Un remoto paesino cancellato dal terremoto. Il suo nome, Palmira, evoca  antiche vestigia esotiche oppure la mutevolezza della toponomastica lucana (è stato il nome di Oppido Lucano per un periodo che va dal 1863 al 1933). Un luogo immaginario, dunque, o forse esistente soltanto nel paesaggio della memoria ma che torna ad esistere attraverso il racconto ma anche grazie a chi, magari da molto lontano, si mette in viaggio per trovarlo.Una lucania mitica e invisibile traspare dalle pagine di Giuseppe Lupo, finalista alla quarantanovesima edizione del premio letterario Campiello.

Lucano di Atella, insegna letteratura contemporanea alla Cattolica di Milano, già autore di romanzi che hanno riscosso successi e premi, Lupo con quest’ultimo lavoro per i tipi di Marsilio s’immerge nel fascino evocativo dei luoghi della sua terra e ne dipinge un ritratto che collocherei tra quelli di Macondo e Spoon River nell’ideale museo della memoria.

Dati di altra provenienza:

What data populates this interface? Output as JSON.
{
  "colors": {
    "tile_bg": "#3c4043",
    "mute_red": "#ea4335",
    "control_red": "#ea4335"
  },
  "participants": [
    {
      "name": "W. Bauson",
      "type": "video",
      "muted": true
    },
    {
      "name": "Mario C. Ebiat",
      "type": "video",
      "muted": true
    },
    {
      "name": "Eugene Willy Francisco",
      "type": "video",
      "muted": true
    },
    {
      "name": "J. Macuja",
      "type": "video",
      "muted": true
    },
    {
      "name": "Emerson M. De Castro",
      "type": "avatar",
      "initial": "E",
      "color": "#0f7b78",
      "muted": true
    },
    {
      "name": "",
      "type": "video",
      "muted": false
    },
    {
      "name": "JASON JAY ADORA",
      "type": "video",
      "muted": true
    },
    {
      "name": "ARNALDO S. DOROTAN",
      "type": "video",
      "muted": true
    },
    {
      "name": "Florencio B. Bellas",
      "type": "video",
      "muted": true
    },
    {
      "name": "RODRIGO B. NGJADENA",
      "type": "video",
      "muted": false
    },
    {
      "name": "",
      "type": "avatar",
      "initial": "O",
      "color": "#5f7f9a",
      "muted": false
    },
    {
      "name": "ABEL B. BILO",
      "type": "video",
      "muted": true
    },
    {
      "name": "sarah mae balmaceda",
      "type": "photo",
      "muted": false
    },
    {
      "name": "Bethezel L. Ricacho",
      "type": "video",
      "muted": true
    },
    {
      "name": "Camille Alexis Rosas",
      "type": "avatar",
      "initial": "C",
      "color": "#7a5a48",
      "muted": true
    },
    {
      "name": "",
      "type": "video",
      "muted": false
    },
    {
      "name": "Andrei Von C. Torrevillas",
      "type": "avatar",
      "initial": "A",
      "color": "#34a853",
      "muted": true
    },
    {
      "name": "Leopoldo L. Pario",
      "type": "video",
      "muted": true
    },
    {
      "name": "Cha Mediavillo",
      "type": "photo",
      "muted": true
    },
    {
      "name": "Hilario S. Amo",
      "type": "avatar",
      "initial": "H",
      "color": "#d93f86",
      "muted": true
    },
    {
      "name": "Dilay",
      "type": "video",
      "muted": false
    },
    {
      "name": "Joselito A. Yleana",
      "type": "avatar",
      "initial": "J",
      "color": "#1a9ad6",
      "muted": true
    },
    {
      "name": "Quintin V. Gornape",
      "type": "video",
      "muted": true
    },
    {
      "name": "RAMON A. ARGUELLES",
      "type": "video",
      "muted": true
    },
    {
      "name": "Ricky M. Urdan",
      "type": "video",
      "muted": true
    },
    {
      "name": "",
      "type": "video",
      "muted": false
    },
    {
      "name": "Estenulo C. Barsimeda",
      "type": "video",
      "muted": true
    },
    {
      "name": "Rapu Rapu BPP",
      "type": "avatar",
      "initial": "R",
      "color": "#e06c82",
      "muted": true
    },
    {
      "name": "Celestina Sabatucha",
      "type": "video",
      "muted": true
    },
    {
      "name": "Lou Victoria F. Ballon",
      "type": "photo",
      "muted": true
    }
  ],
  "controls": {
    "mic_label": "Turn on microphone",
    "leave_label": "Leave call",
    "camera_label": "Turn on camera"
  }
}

Attraverso il dialogo fra una giovane antropologa, giunta a Palmira dopo il terremoto, e Mastro Gerusalemme, ultimo artigiano del paese alle prese con la costruzione del mobilio per l’ultima sposa rimasta, rivivono le storie dimenticate del paese a partire dalla sua mitica fondazione. Le mani sapienti dell’artigiano intarsiano sulla superfice lignea del mobilio, ultima opera possibile dedicata a chi incarna la speranza di un futuro, l’epopea di un paese che, come tanti da queste parti, sono alla ricerca della loro memoria.